La production émaillée de Longwy inspirée de l’Extrême-Orient ne s’arrête pas au début du XXe siècle. La coupe de notre lecteur n’est pas une pièce ancienne comme nous le confirme le revers. Elle est le fruit de la collaboration d’Hélène Gabet et Albert Kirchtetter qui travaillent à la manufacture en plein milieu du XXe siècle. Elle est toutefois une œuvre produite en édition limitée à 150 exemplaires. Si ceci est un gage de qualité, lorsque l’on connaît la production foisonnante de la manufacture, cela permet par ailleurs d’intituler l’objet « Idylle ». Un titre simple pour personnifier un amour tendre et naïf.
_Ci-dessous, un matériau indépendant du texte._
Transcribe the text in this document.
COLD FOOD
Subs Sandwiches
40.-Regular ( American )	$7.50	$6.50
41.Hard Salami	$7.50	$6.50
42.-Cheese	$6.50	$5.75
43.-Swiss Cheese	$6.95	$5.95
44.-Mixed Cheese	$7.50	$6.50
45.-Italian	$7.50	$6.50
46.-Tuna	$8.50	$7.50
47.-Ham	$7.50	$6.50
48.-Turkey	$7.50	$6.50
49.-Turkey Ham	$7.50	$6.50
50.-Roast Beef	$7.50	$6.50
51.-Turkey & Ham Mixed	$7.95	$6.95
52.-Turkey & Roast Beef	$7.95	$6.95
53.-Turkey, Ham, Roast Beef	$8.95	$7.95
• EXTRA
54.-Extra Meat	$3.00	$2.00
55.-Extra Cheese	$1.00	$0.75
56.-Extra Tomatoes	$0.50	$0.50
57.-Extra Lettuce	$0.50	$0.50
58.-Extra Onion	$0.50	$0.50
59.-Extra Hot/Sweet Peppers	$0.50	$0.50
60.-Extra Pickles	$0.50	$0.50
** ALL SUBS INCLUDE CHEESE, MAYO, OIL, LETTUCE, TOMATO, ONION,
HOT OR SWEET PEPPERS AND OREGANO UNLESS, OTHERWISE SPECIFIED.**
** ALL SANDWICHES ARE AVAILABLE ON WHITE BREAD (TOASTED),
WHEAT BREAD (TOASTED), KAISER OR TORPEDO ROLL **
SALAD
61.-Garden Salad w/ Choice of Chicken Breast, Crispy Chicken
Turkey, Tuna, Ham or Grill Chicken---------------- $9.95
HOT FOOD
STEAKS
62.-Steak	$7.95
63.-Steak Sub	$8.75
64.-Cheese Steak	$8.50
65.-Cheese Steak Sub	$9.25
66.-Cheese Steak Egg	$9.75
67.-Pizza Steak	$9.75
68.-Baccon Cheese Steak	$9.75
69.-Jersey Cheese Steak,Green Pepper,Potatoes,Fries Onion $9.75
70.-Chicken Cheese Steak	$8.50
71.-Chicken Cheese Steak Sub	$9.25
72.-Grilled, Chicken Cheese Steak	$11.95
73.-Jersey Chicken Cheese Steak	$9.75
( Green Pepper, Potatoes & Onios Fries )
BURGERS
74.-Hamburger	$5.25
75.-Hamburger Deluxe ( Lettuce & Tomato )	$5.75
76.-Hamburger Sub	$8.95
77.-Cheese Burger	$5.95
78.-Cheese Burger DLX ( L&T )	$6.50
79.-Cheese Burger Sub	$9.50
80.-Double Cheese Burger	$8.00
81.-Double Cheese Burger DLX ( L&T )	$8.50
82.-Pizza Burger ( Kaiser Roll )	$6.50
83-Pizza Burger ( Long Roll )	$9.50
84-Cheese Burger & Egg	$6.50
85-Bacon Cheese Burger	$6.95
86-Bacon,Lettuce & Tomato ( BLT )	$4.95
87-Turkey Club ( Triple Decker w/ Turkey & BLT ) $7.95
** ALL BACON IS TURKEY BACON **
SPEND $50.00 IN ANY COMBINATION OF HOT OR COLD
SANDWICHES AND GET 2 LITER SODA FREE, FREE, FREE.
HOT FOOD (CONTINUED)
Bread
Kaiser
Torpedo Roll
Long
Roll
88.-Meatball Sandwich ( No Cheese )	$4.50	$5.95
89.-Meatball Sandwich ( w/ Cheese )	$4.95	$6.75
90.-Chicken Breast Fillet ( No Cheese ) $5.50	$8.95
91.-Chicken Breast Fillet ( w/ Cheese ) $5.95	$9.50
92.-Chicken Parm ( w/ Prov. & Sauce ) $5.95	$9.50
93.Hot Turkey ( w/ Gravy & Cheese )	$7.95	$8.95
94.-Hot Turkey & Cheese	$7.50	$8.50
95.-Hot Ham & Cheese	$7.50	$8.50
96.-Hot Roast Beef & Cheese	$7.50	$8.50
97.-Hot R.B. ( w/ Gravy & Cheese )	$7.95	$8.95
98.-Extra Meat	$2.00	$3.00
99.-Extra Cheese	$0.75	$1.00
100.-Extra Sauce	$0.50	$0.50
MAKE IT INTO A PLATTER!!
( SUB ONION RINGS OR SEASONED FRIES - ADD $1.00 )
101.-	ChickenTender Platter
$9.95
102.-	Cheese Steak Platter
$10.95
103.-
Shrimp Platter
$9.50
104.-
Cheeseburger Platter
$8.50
Beaucoup de sentiments émanent de cette coupe, autant dans son décor que dans le contexte de son acquisition. L’estimation est en proportion. Si la plupart des objets en émaux de Longwy se négocient quelques dizaines d’euros, nous pouvons ici donner un prix autour de 150 à 200 €. Nous souhaitons donc à notre lecteur de compléter l’histoire de cet objet, en lui souhaitant une « idylle phénoménale » comme le chante Yves Montand.